Das Wort zum Sonntag: Wargaming

Ich hab ja häufiger mal über Wargaming und so ein Zeug geredet: Also nicht das Verschieben von Miniaturen auf einem Spielfeld, um eine Schlacht zu simulieren, sondern das geistige Durchspielen von möglichst realistischen Selbstverteidigungs-Szenarios, um nicht völlig überrascht zu werden.

Das läßt sich natürlich nach Boyd alles ganz toll mit dem OODA-Loop erklären. Oder mit der zu Grunde liegenden Verhaltenspsychologie: Je weniger Entscheidungen man spontan treffen muss, weil man sie schon durchdacht hat, desto schneller und sicherer kann man reagieren. „Handlungssicherheit gibt Handlungskompetenz“ hat das mal ein sehr kluger Ausbilder für Türstoppersteher zusammengefasst: Wenn ich sicher weiß, was ich tun muss, kann ich das auch sicher tun.

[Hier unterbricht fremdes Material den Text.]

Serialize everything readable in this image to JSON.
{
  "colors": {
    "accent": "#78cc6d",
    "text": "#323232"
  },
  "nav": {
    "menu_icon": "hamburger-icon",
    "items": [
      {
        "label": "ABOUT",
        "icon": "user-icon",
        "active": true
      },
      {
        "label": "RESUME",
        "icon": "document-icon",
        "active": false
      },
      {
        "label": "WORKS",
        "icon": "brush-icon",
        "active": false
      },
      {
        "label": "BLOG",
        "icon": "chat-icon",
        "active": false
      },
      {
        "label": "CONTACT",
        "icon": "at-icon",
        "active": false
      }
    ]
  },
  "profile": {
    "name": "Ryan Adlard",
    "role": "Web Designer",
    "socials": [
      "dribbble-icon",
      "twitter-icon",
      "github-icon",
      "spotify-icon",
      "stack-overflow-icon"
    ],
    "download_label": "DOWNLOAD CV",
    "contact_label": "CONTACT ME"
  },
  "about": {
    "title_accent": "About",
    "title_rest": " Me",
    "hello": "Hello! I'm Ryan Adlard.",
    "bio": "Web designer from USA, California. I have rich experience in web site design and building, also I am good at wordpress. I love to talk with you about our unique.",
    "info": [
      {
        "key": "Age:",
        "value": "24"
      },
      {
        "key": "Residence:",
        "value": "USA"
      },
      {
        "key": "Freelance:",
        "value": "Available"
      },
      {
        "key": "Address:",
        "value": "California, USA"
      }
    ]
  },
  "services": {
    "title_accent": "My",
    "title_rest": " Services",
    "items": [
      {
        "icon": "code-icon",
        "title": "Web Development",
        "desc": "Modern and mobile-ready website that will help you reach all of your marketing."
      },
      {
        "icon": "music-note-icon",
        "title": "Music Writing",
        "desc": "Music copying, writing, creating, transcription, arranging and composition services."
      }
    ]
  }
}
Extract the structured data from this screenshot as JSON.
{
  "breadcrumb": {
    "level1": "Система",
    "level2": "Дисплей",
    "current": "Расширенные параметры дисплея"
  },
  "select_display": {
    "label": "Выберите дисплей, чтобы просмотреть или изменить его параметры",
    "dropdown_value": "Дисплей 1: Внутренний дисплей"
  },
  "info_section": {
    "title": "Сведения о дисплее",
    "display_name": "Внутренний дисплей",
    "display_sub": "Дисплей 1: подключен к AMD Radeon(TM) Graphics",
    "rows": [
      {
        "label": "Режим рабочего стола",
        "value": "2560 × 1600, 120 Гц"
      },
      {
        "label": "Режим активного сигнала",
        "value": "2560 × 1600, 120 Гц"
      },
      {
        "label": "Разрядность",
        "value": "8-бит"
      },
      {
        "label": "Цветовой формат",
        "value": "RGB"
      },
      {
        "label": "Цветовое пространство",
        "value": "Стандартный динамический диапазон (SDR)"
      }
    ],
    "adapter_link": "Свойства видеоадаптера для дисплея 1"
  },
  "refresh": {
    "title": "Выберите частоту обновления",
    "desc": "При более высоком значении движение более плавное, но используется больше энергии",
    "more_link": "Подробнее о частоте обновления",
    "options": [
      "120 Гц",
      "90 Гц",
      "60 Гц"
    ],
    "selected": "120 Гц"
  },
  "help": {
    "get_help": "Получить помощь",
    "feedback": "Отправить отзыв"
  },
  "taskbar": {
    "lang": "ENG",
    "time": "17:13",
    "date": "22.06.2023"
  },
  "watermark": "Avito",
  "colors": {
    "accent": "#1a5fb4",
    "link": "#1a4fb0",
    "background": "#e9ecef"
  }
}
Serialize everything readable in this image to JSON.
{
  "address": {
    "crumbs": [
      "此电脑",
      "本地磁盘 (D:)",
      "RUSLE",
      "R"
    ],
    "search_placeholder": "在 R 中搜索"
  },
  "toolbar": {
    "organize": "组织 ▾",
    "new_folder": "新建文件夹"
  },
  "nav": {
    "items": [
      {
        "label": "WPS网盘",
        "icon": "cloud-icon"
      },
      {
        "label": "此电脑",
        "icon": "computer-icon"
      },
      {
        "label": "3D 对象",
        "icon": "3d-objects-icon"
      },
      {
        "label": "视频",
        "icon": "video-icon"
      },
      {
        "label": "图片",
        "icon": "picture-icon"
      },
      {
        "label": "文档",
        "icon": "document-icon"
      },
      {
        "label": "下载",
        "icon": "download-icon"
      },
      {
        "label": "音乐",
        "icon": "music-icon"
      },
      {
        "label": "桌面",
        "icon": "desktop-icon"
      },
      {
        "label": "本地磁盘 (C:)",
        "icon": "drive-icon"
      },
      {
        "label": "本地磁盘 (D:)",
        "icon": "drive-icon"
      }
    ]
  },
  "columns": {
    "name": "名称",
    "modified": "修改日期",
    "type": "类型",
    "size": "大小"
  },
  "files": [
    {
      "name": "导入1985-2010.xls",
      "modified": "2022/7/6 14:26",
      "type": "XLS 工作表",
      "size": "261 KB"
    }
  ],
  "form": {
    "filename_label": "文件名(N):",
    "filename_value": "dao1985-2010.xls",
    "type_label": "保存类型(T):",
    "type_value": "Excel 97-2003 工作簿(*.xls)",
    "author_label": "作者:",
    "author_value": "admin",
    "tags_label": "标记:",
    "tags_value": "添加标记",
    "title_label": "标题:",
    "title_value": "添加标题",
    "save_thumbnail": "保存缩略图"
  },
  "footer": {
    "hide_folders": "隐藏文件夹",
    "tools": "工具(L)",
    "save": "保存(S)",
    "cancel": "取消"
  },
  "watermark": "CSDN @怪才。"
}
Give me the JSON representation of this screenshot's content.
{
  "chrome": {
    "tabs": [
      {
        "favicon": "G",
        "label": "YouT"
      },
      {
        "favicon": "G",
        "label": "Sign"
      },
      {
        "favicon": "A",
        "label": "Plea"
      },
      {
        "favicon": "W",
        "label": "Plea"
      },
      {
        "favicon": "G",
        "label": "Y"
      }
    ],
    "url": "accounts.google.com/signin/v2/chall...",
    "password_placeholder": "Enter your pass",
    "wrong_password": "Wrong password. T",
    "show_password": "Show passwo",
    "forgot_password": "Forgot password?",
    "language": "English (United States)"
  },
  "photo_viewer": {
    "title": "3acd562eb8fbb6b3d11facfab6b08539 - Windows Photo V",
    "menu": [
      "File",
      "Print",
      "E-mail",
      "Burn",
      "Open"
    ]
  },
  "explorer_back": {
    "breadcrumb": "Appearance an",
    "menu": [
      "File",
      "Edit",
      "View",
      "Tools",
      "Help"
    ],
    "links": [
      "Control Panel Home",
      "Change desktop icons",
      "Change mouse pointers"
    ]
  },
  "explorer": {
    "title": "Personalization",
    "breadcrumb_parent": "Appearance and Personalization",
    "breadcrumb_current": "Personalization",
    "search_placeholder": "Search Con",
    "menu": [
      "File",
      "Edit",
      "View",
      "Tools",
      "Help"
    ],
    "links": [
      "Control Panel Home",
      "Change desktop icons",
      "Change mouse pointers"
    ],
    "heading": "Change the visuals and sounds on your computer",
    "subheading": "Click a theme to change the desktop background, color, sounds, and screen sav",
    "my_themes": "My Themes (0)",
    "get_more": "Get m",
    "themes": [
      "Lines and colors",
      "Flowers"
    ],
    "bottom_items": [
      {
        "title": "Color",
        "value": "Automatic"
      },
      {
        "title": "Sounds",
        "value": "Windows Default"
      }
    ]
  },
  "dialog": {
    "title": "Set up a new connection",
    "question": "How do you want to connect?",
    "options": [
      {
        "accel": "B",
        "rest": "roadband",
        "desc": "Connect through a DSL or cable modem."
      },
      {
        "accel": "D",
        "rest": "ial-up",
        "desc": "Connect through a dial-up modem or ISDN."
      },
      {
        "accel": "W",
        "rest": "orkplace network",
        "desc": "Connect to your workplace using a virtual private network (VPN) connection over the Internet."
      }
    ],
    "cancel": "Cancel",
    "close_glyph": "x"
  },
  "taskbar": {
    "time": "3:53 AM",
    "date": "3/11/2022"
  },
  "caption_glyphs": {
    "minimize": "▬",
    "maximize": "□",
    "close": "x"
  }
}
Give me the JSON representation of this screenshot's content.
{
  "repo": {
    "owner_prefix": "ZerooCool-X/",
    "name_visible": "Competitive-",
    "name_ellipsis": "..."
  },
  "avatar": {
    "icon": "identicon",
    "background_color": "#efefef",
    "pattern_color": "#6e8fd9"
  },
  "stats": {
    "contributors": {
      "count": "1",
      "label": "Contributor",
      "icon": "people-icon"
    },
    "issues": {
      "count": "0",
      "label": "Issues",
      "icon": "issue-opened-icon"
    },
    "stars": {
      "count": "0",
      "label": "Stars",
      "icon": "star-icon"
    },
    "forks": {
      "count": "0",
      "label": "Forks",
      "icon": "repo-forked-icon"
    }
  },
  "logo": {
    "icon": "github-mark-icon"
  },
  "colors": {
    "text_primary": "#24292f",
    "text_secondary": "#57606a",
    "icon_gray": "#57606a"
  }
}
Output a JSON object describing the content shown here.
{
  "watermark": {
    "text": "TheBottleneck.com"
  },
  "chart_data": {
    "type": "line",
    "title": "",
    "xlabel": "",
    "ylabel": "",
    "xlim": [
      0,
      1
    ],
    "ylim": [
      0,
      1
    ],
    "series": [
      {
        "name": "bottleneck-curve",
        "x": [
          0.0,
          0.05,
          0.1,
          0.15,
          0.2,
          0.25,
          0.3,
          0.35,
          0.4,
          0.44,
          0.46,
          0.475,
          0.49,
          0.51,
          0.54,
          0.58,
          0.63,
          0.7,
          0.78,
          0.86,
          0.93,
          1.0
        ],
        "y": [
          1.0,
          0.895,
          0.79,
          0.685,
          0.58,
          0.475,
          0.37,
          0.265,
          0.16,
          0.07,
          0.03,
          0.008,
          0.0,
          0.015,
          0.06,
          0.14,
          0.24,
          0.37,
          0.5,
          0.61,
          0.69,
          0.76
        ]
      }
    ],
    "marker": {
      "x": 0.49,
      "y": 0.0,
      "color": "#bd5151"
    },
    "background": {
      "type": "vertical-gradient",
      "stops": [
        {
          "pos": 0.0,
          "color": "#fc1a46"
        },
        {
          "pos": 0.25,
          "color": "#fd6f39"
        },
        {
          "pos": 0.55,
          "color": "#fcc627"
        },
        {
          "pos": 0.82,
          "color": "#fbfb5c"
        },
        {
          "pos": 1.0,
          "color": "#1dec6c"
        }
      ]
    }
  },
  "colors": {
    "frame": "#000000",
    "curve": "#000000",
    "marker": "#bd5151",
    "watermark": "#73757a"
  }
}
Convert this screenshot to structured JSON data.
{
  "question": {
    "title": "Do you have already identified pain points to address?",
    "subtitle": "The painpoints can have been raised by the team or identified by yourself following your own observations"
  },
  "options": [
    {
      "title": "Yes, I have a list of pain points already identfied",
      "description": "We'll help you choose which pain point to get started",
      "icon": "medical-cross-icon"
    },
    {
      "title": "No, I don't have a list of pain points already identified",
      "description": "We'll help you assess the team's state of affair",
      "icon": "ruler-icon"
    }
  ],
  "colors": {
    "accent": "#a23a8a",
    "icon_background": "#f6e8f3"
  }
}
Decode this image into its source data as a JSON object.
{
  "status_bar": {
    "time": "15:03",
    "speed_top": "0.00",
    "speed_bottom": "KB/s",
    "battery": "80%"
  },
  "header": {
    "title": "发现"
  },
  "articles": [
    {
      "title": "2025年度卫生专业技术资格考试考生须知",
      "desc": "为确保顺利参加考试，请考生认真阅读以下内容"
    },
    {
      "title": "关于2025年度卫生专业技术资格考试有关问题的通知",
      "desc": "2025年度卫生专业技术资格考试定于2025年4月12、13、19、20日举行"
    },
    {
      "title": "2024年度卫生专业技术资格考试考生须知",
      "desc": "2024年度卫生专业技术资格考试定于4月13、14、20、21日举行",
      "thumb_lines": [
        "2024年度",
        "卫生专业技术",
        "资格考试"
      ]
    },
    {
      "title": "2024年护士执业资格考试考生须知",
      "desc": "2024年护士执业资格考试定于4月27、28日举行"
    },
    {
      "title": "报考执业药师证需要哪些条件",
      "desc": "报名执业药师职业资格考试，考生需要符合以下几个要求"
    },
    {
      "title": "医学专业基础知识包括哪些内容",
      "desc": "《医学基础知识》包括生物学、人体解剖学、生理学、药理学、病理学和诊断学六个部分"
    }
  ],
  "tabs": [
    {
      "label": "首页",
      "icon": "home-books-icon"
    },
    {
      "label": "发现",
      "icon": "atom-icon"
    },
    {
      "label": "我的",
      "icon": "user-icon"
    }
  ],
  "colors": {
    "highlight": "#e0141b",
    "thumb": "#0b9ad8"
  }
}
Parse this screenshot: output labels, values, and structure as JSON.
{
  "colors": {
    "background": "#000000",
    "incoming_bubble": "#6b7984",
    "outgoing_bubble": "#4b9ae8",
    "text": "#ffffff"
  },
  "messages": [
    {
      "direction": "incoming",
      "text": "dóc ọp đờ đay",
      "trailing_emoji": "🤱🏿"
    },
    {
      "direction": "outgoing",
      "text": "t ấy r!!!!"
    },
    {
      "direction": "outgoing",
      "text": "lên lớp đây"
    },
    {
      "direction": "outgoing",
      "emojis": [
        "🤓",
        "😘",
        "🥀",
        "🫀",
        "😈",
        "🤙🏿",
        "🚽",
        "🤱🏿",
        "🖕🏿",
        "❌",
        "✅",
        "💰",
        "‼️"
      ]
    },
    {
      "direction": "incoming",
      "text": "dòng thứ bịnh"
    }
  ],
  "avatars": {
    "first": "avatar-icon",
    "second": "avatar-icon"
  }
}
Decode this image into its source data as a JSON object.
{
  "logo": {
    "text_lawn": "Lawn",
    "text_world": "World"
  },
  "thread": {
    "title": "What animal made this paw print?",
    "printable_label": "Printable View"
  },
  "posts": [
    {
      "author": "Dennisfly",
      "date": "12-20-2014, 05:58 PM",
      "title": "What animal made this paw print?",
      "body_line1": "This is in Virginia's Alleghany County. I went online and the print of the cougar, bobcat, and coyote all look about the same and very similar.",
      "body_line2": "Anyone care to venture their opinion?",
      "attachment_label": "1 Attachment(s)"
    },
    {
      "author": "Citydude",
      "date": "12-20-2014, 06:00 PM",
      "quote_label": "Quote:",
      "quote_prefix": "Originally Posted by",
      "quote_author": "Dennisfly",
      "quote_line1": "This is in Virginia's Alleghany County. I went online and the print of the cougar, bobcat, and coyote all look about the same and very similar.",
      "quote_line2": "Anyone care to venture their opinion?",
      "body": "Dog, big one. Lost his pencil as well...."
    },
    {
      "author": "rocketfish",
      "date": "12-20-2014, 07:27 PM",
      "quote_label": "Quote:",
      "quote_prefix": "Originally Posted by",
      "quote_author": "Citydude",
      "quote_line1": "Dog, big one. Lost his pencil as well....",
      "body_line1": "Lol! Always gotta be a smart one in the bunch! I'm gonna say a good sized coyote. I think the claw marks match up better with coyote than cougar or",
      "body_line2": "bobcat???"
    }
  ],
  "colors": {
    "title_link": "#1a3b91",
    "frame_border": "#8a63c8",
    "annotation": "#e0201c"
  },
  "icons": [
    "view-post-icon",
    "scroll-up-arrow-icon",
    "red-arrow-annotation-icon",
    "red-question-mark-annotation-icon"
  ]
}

Die Summe all dieser Beschäftigungen mit morbiden Themen härtet natürlich ab. Das nenne ich „emotionale Resilienz“. Jeder hält sich für resilient. Jeder wargamed  ja irgendwas. Der mutige Three-Percenter sieht sich vor dem geistigen Auge die faschistische Knüppeltruppe einen nach dem anderen ausknipsen, nachdem er doch jahrelang jedes Zugeständnis gemacht hat, das er konnte – und irgendwann ist es dann genug. Der Antifa-Lanzer rettet die morgenländische Schönheit vor den tumben, faschistischen Naziskins. Und alle leben glücklich und zufrieden1.

Wargamen kann jeder, Tagträumen nennt sich das. Realistisch wargamen geht anders:

Jeder kann im Kopf Adolf Hitler umbringen – da ist ihm die moralische Entscheidung kulturell schon lange Jahre abgenommen und wer sich informieren will, kennt zahlreiche wirklich nur knapp mißlungene Versuche2. Aber nur wenige haben eine Vorstellung, was es bedeutet, diesen Menschen hier, jetzt gerade, umzubringen, weil er mit ein paar Freunden den Ausgang versperrt; mit der Körpersprache andeutet, eine Waffe zu haben; eine herablassende, entmenschlichende Sprache benutzt und die volle Checkliste an Pre-Combat-Cues abhakt. Jetzt gerade, unter Zeitdruck, mit beschränkten Informationen, ist das eine ziemlich komplizierte Frage3.

Aber darüber möchte ich gar nicht sprechen. Als Internet-Guru bin ich nur verpflichtet, einen coolen, zitierwürdigen Spruch dazu rauszuhauen. Meiner ist: Am Ende ist die Entscheidung, jemanden umzubringen, nur eine logistisch-situative. Übersetzt: Irgendwann ist man durch mit der moralischen Abwägung, mit der rechtlichen Fragestellung, mit der Wahl der Technik und man fragt sich nur, wie man damit in der Situation durchkommt. Klarer Fall von „simple, not easy“.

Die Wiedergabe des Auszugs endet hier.